Director of TO THE END


"I've been making films about social movements for over a decade, covering historic campaigns from Occupy Wall Street and the immigrant labor movement to insurgent Congressional candidates to the inside-outside strategy of the climate movement which led to the passage of the first major climate legislation in US history. ... Students and audiences at my previous presentations have often told me they come away inspired and better informed, whether the topic is independent filmmaking or how movements can stop the climate crisis and make economic and racial justice part of the solution."

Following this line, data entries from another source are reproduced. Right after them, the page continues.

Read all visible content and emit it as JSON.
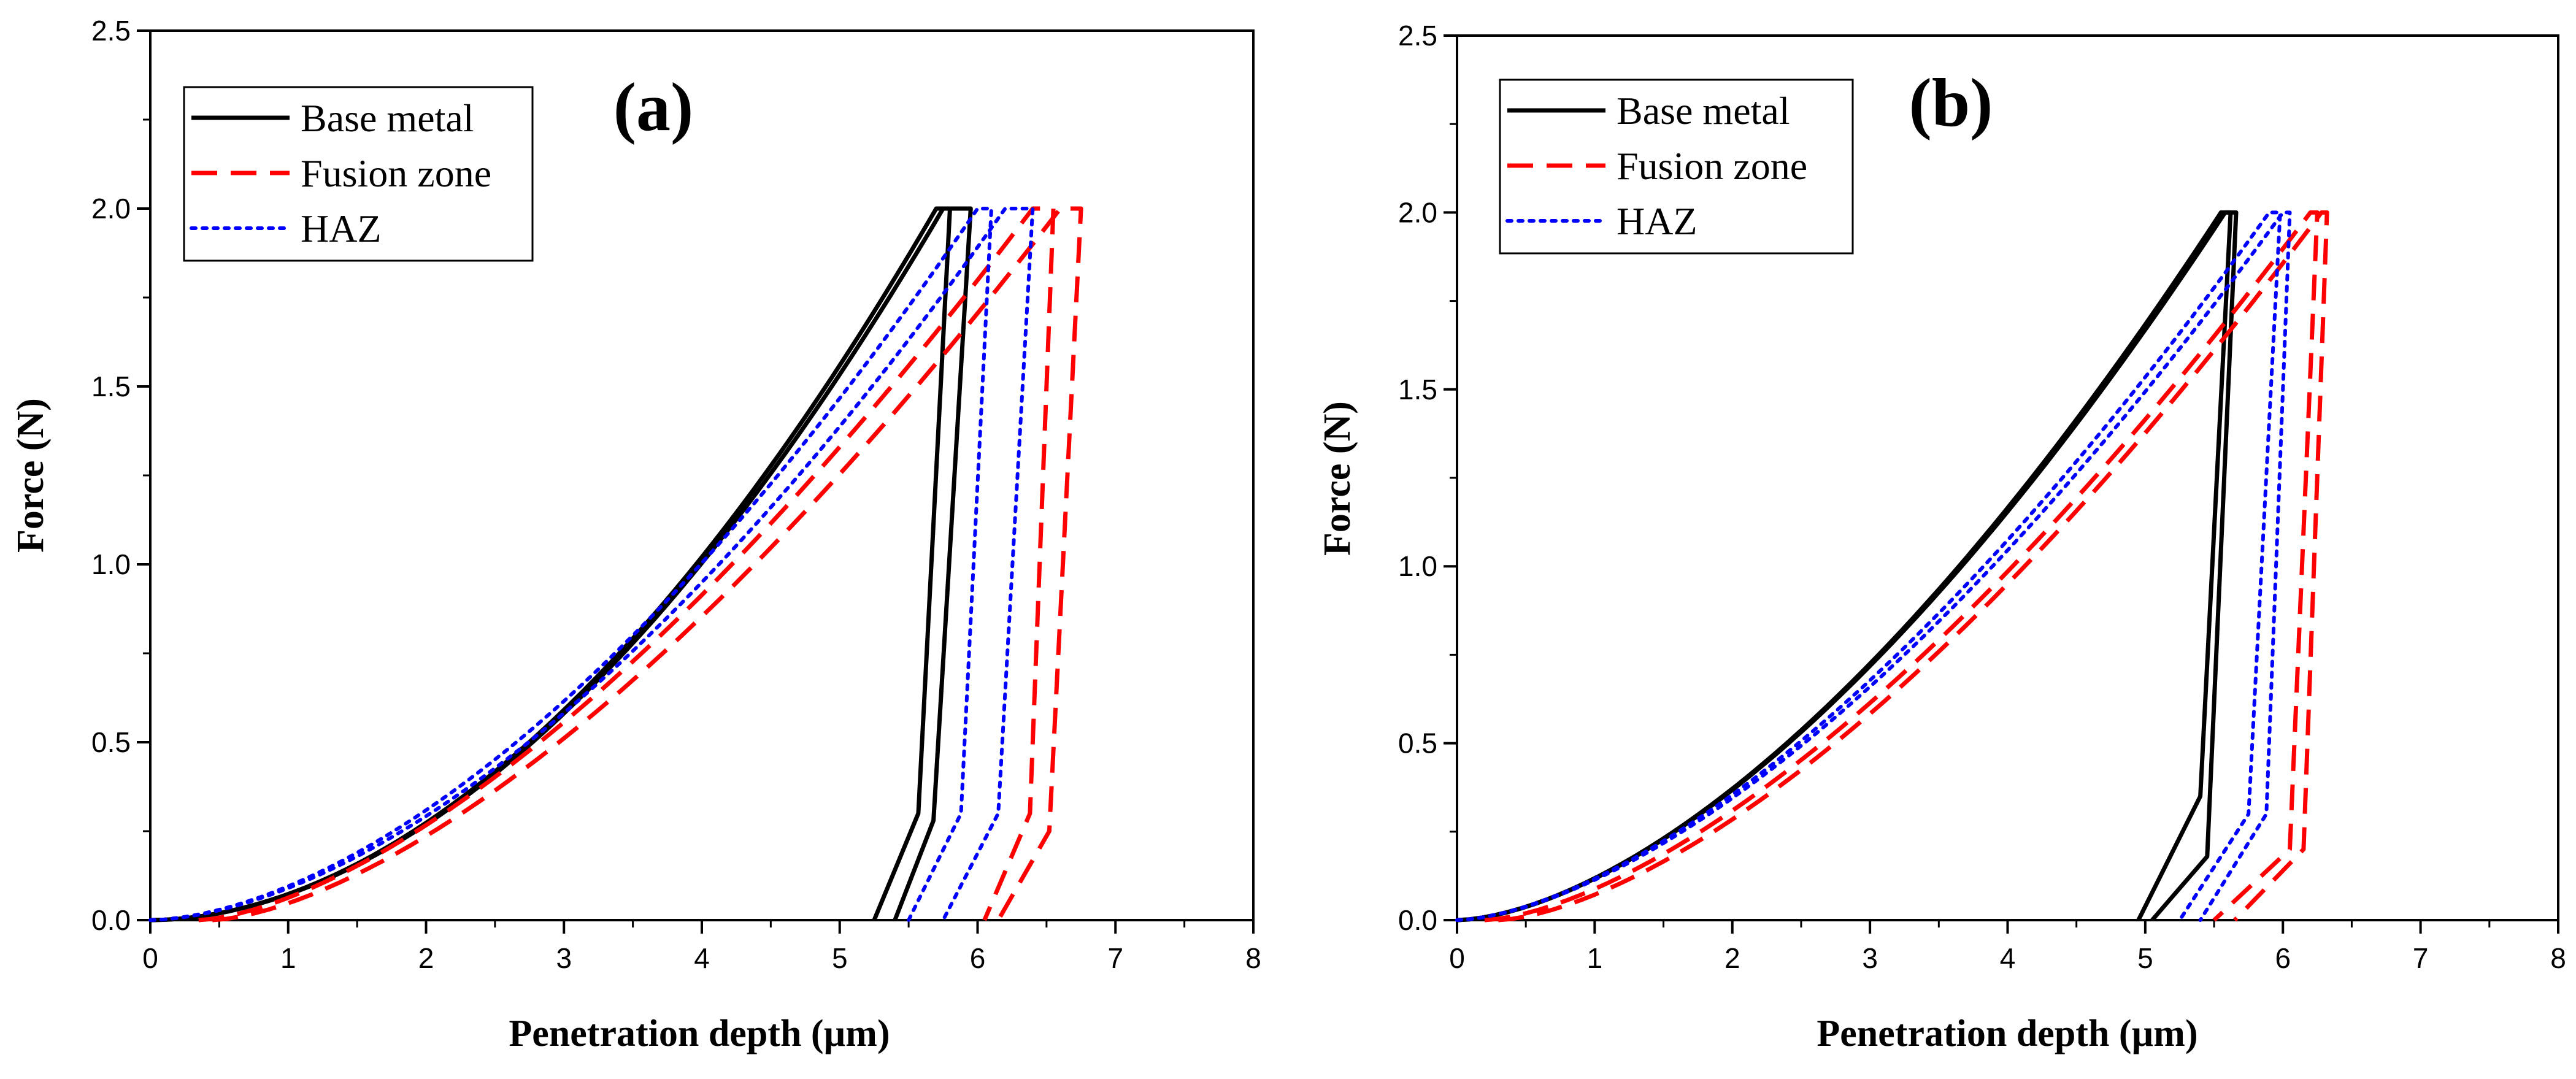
{
  "chart_data": [
    {
      "type": "line",
      "panel_label": "(a)",
      "xlabel": "Penetration depth (µm)",
      "ylabel": "Force (N)",
      "xlim": [
        0,
        8
      ],
      "ylim": [
        0,
        2.5
      ],
      "xticks": [
        "0",
        "1",
        "2",
        "3",
        "4",
        "5",
        "6",
        "7",
        "8"
      ],
      "yticks": [
        "0.0",
        "0.5",
        "1.0",
        "1.5",
        "2.0",
        "2.5"
      ],
      "legend": {
        "placement": "top-left",
        "entries": [
          {
            "label": "Base metal",
            "color": "#000000",
            "dash": "solid"
          },
          {
            "label": "Fusion zone",
            "color": "#ff0000",
            "dash": "dashed"
          },
          {
            "label": "HAZ",
            "color": "#0000ff",
            "dash": "dotted"
          }
        ]
      },
      "series": [
        {
          "name": "Base metal",
          "color": "#000000",
          "dash": "solid",
          "curves": [
            {
              "load_end": 5.7,
              "maxload": 2.0,
              "hold_end": 5.8,
              "kink": [
                5.57,
                0.3
              ],
              "unload_end": 5.25,
              "p": 1.9
            },
            {
              "load_end": 5.75,
              "maxload": 2.0,
              "hold_end": 5.95,
              "kink": [
                5.68,
                0.28
              ],
              "unload_end": 5.4,
              "p": 1.9
            }
          ]
        },
        {
          "name": "Fusion zone",
          "color": "#ff0000",
          "dash": "dashed",
          "curves": [
            {
              "load_end": 6.4,
              "maxload": 2.0,
              "hold_end": 6.55,
              "kink": [
                6.38,
                0.3
              ],
              "unload_end": 6.05,
              "p": 1.55,
              "load_start": 0.35
            },
            {
              "load_end": 6.6,
              "maxload": 2.0,
              "hold_end": 6.75,
              "kink": [
                6.52,
                0.25
              ],
              "unload_end": 6.15,
              "p": 1.55,
              "load_start": 0.45
            }
          ]
        },
        {
          "name": "HAZ",
          "color": "#0000ff",
          "dash": "dotted",
          "curves": [
            {
              "load_end": 6.0,
              "maxload": 2.0,
              "hold_end": 6.1,
              "kink": [
                5.88,
                0.3
              ],
              "unload_end": 5.5,
              "p": 1.7
            },
            {
              "load_end": 6.2,
              "maxload": 2.0,
              "hold_end": 6.4,
              "kink": [
                6.15,
                0.3
              ],
              "unload_end": 5.75,
              "p": 1.7
            }
          ]
        }
      ]
    },
    {
      "type": "line",
      "panel_label": "(b)",
      "xlabel": "Penetration depth (µm)",
      "ylabel": "Force (N)",
      "xlim": [
        0,
        8
      ],
      "ylim": [
        0,
        2.5
      ],
      "xticks": [
        "0",
        "1",
        "2",
        "3",
        "4",
        "5",
        "6",
        "7",
        "8"
      ],
      "yticks": [
        "0.0",
        "0.5",
        "1.0",
        "1.5",
        "2.0",
        "2.5"
      ],
      "legend": {
        "placement": "top-left",
        "entries": [
          {
            "label": "Base metal",
            "color": "#000000",
            "dash": "solid"
          },
          {
            "label": "Fusion zone",
            "color": "#ff0000",
            "dash": "dashed"
          },
          {
            "label": "HAZ",
            "color": "#0000ff",
            "dash": "dotted"
          }
        ]
      },
      "series": [
        {
          "name": "Base metal",
          "color": "#000000",
          "dash": "solid",
          "curves": [
            {
              "load_end": 5.55,
              "maxload": 2.0,
              "hold_end": 5.62,
              "kink": [
                5.4,
                0.35
              ],
              "unload_end": 4.95,
              "p": 1.65
            },
            {
              "load_end": 5.58,
              "maxload": 2.0,
              "hold_end": 5.66,
              "kink": [
                5.45,
                0.18
              ],
              "unload_end": 5.05,
              "p": 1.65
            }
          ]
        },
        {
          "name": "Fusion zone",
          "color": "#ff0000",
          "dash": "dashed",
          "curves": [
            {
              "load_end": 6.2,
              "maxload": 2.0,
              "hold_end": 6.25,
              "kink": [
                6.05,
                0.2
              ],
              "unload_end": 5.5,
              "p": 1.55,
              "load_start": 0.2
            },
            {
              "load_end": 6.28,
              "maxload": 2.0,
              "hold_end": 6.32,
              "kink": [
                6.15,
                0.2
              ],
              "unload_end": 5.65,
              "p": 1.55,
              "load_start": 0.3
            }
          ]
        },
        {
          "name": "HAZ",
          "color": "#0000ff",
          "dash": "dotted",
          "curves": [
            {
              "load_end": 5.9,
              "maxload": 2.0,
              "hold_end": 5.98,
              "kink": [
                5.75,
                0.3
              ],
              "unload_end": 5.25,
              "p": 1.6
            },
            {
              "load_end": 6.0,
              "maxload": 2.0,
              "hold_end": 6.05,
              "kink": [
                5.88,
                0.3
              ],
              "unload_end": 5.4,
              "p": 1.6
            }
          ]
        }
      ]
    }
  ]
}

Rachel Lears is an award-winning documentary director, producer and cinematographer based in Brooklyn, NY. Her most recent feature documentary, TO THE END (Roadside Attractions), which follows four high-profile environmental leaders who ignite historic shifts in U.S. climate politics, premiered at the 2022 Sundance Film Festival and went on to play at Tribeca Film Festival, CPH:DOX, Hot Docs, and others; it was released theatrically in December 2022. Her last feature documentary, Knock Down the House (Netflix), follows four women who ran insurgent congressional campaigns in 2018. The film won the US Documentary Audience Award and the Festival Favorite award at the 2019 Sundance Film Festival, was shortlisted for an Oscar and nominated for an Emmy in 2020. Previously, she co-directed The Hand That Feeds (PBS) with Robin Blotnick, following a groundbreaking labor campaign waged by undocumented immigrants at a Manhattan deli; the film won numerous festival awards and was nominated for an Emmy in 2017. Rachel was a 2013 Sundance Creative Producing Lab fellow, and she received the IDA Emerging Filmmaker Award in 2019.

Rachel also has an extensive academic background, with a BA in Music from Yale University, and an MA in Ethnomusicology, Graduate Certificate in Culture & Media and a PhD in Cultural Anthropology from NYU. Her dissertation explored popular music, visual culture and cultural policy in Uruguay, and was supported by two Fulbright grants and a Mellon Foundation Dissertation Completion Fellowship, among others. She has taught courses at the undergraduate level in anthropology and ethnomusicology, and at the graduate level in documentary film production. Rachel has spoken and visited classes at numerous colleges and universities, discussing documentary film practice, film ethics, social justice impact filmmaking, and the contemporary issues explored in her work. Institutions that have hosted Rachel to speak include Columbia University, American University, Rutgers University, and more; in 2014 she gave the keynote address at the Ethnocineca Film Festival in Vienna, Austria. While promoting her films, she has also spoken extensively with media outlets, including podcasts such as The Intercept’s Deconstructed and television programs such as MSNBC’s Morning Joe and PBS’s Amanpour & Company.